CAFÉ COM BOLO
A noite caindo, o povo da casa se juntando na cozinha, e o costume de todo dia: fazer o bolo pra comer de noite. Na fornalha do fogão as achas de lenha crepitando. O braseiro luzindo, estalando nas lascas secas. Brasa que dura, das fortes, tudo de acordo pro bolo não ficar cru, meio branco, com aquela cara descorada...
Sá Maria batendo a massa na gamela. A colher de pau misturando ovo, açúcar, sal, manteiga, leite da Cabrita, que não é cabrita, mas a vaquinha de estimação de Nanã. Vai agora o fubá tirado do moinho d'gua, tocado pelo Ribeirão da Estiva, tudo ali mesmo nos fundos da casa
— E pra crescer o bolo? Nanã, interessada em tachos e panelas desde miudinha, indaga.
— Ah, é um tiquim dês pozim branco que inventaro. Pozim milagroso pra crescê as quitanda, adquiri lá no povoado, na vendinha do Tavico. Inhantes punha memo era só cabornate... Prestava, não! Dava um gostim ruim, zangava o bolo.
— Vai queijo, não, Sá Maria?
— Vai, e essa é a mió parte, minina.
As grossas fatias de queijo meia-cura misturadas ao creme fofo e amarelinho. É queijo da casa mesmo, feitinho todo dia, lá pelo meio da tarde, quando o leite já bem coalhadinho é coado nos panos branquinhos e posto pra escorrer o soro nas formas de pau bem amarradas com embira de bananeira. Hum... Queijo branquinho, sal bem no ponto. Bom de lembrar...
— A massa tá boa, Sá Maria?
— Tá, minina! Num tá dura, nem meaça desandá. Já trenei a mão... Nem perciso mais de medida.
A caçarola de ferro batido, na primeira trempe. Untada com um tico assim de banha que é pra massa não grudar. Bonito, a mistura se esparramando até pela metade das bordas... Vai ficar bom, dá pra adivinhar.
— Agora a tampa, minina! Corre lá, traz a tampa, aquela tirada do fundo da lata de 20 litros que guardava banha. Cabe direitinho in riba da caçarola.
— E as brasas, Sá Maria?
— Ah, bem semiadinha in riba da tampa, móde o bolo num ficá mais assado dum lado... Veiz em condo é bão tiçá, móde elas num morrê. Ciênça dos antigo, minina...
— E as brasas na boca da fornalha?
— Nada de brasa, minina! Qué que o bolo quême tudo antes de cunzinhá dereito? Criá um cascão pretim por baxo? Nein! Por baxo, só memo um calorinho, que é pra assar do memo jeitim...
Armadinha a tampa de brasas. Vai demorar um tiquinho, mas pra que pressa? O bolo é pra comer com café, servindo de merenda. O povo jantou depois das 5, a fome ainda tá longe, ó... Deixa o bolo ir chegando no ponto, bem devagarzinho. Depois ainda tem de fazer o café, né? Café só é bom na horinha que passa... O coador de pano bem lavadinho, a água pelando, o cheirinho correndo na casa com jeito de aconchego, coisa que só tem na roça.

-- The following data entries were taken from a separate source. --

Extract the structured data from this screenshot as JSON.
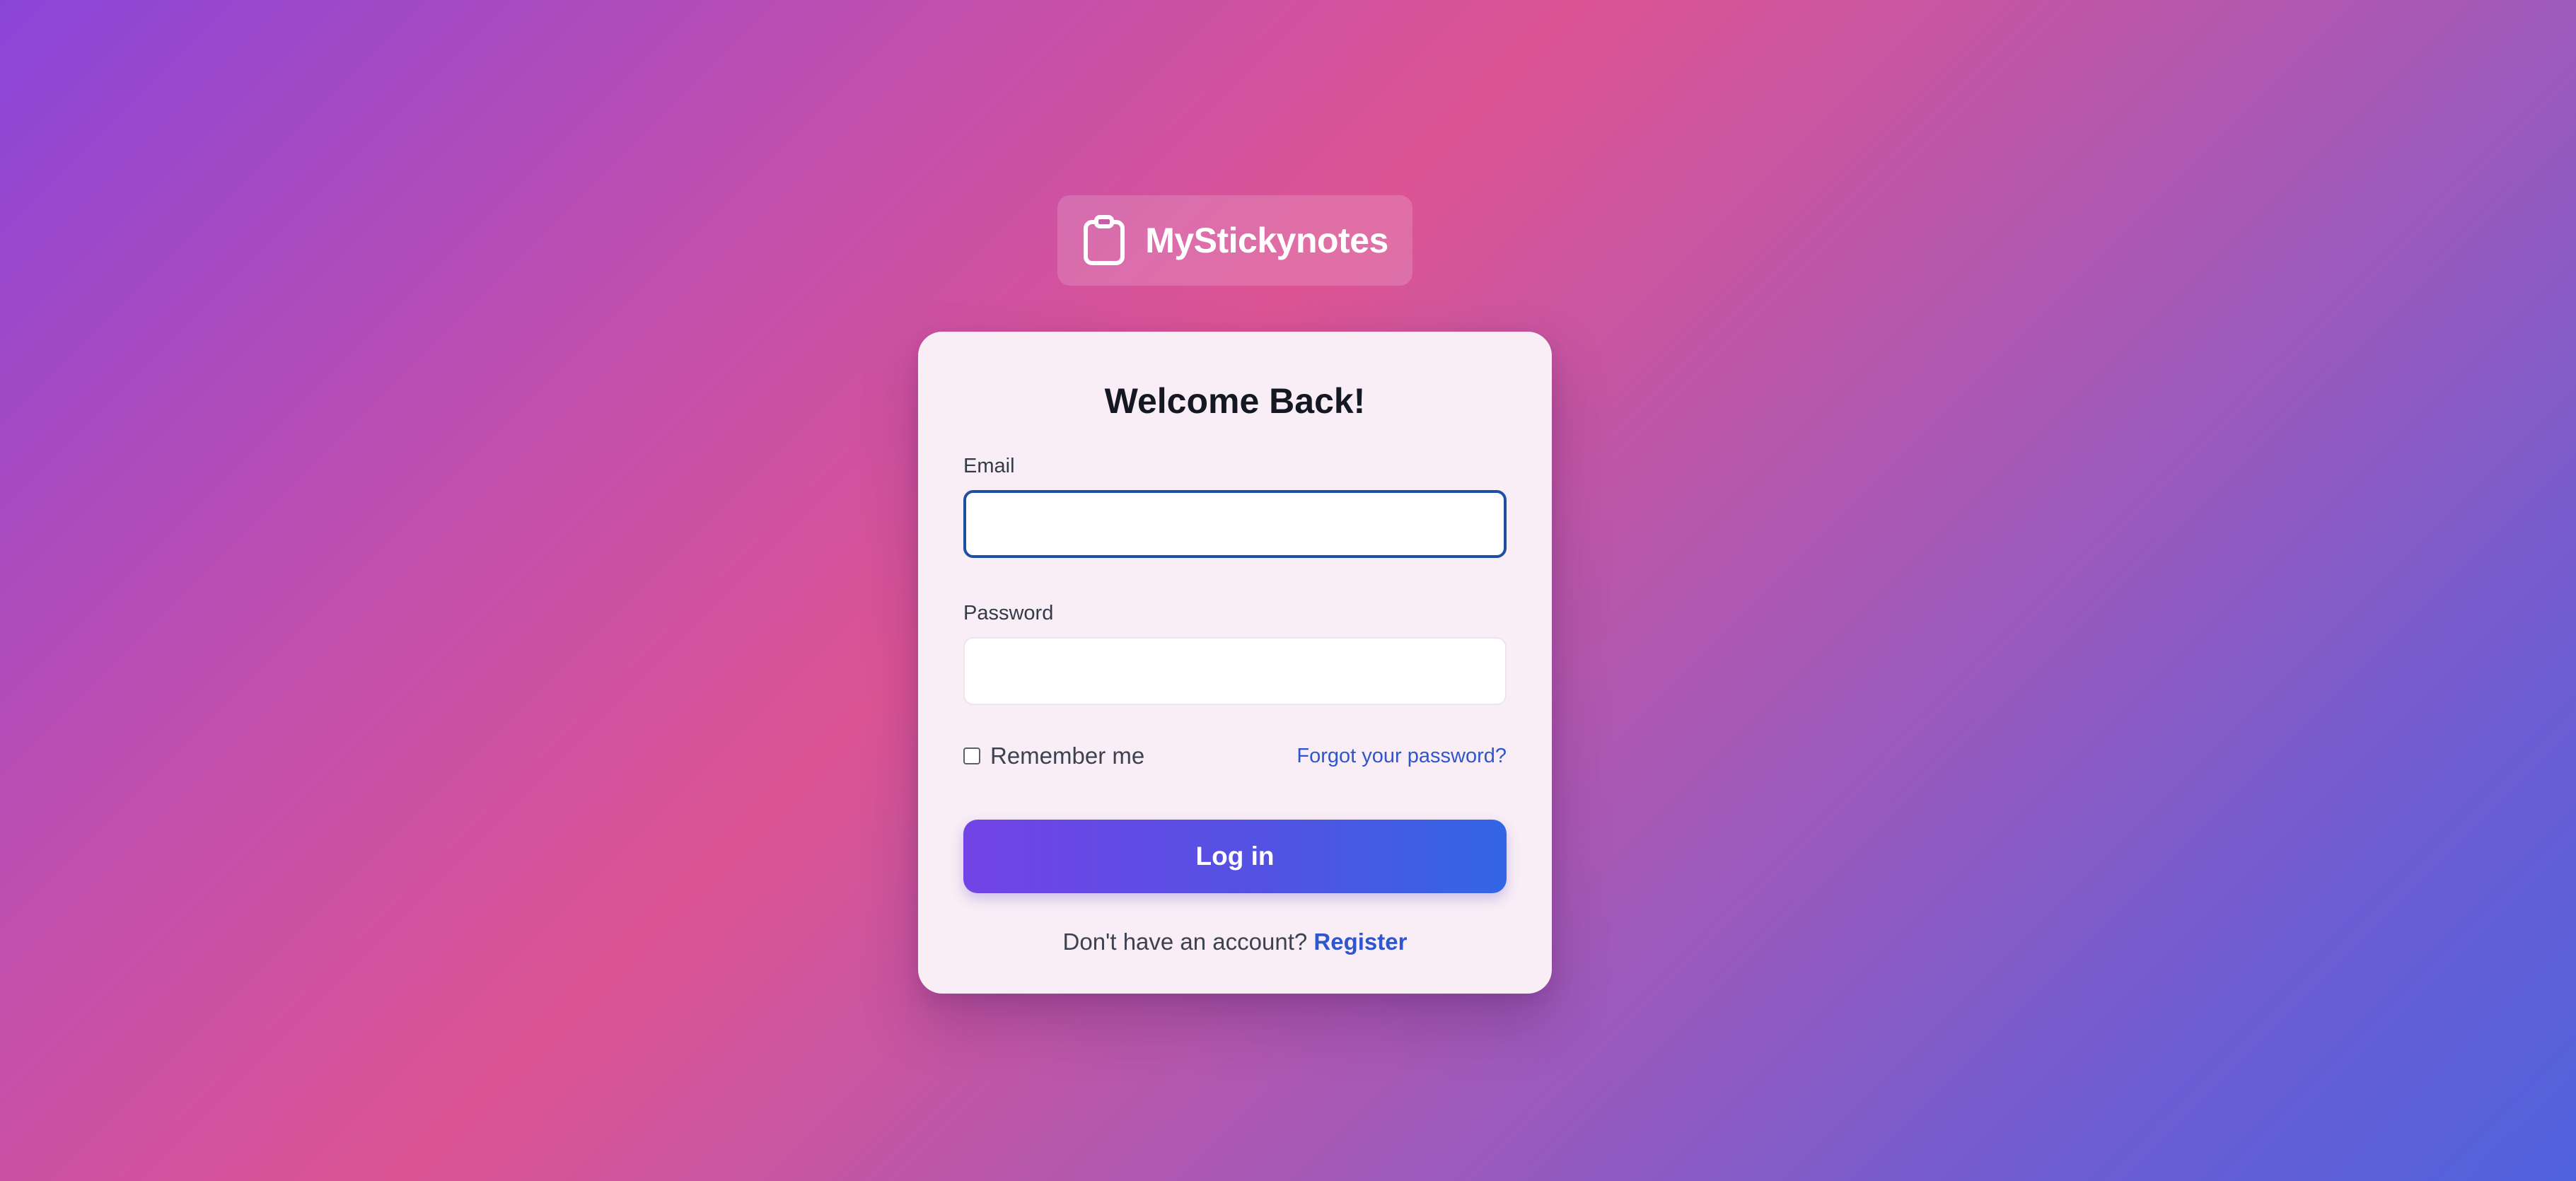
{
  "brand": {
    "name": "MyStickynotes",
    "icon": "clipboard-icon"
  },
  "login_form": {
    "title": "Welcome Back!",
    "email_label": "Email",
    "email_value": "",
    "password_label": "Password",
    "password_value": "",
    "remember_label": "Remember me",
    "remember_checked": false,
    "forgot_link": "Forgot your password?",
    "submit_label": "Log in",
    "no_account_text": "Don't have an account?",
    "register_link": "Register"
  },
  "colors": {
    "accent_link": "#2f55cf",
    "button_start": "#7343e6",
    "button_end": "#3366e4",
    "focus_ring": "#1d4fa3"
  }
}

— Quê que a gente faz esperando o bolo assar, Sá Maria?
— Ah, o sô Mandico, seu vô, bem que podia contá uns causos pra nóis, daquês lá de condo nossinhô andô pelo mundo...
Vô Mandico sempre começa com um “condo nossinhô andô pelo mundo...”. E causo bom é de lamparina apagada. Primeiro que é pra não gastar “criosene” à toa. Depois, porque na escuridão pensamento não vê porteira. Além disso, quem falou que precisa de luz alumiar pra gente contar e escutar causo, né?
— Nossa, o bolo cheirou! Tá no ponto!
— Cruzincredo, Nanã! A gente começa alembrar dos tempo que passou e quais dexa tudo quemá, passá do ponto. Acende a lamparina, aí, gente!
O bolo cheira na mesona de aroeira do meio da cozinha. O café sai num minuto, que a água já deu fervura. Café frio, Deus o livre! Trem mais sem graça. Ainda mais pra comer com bolo da horinha... Vamo lá, Sá Maria, que a boca tá que é um poço d’água de vontade de provar esse bolo moreninho, que mais parece chaminé soltando fumaça de tão quentinho... Ah, e esses nacos de queijo esticando e derretendo num puxa-puxa sem fim? Coisa mais boa, uai!
— Tá bão, minina?
— Ô, Sá Maria, então não tá? É trem pra guardar sôdade pro resto da vida interinha...
*Para a mineiridade de Maria Mineira.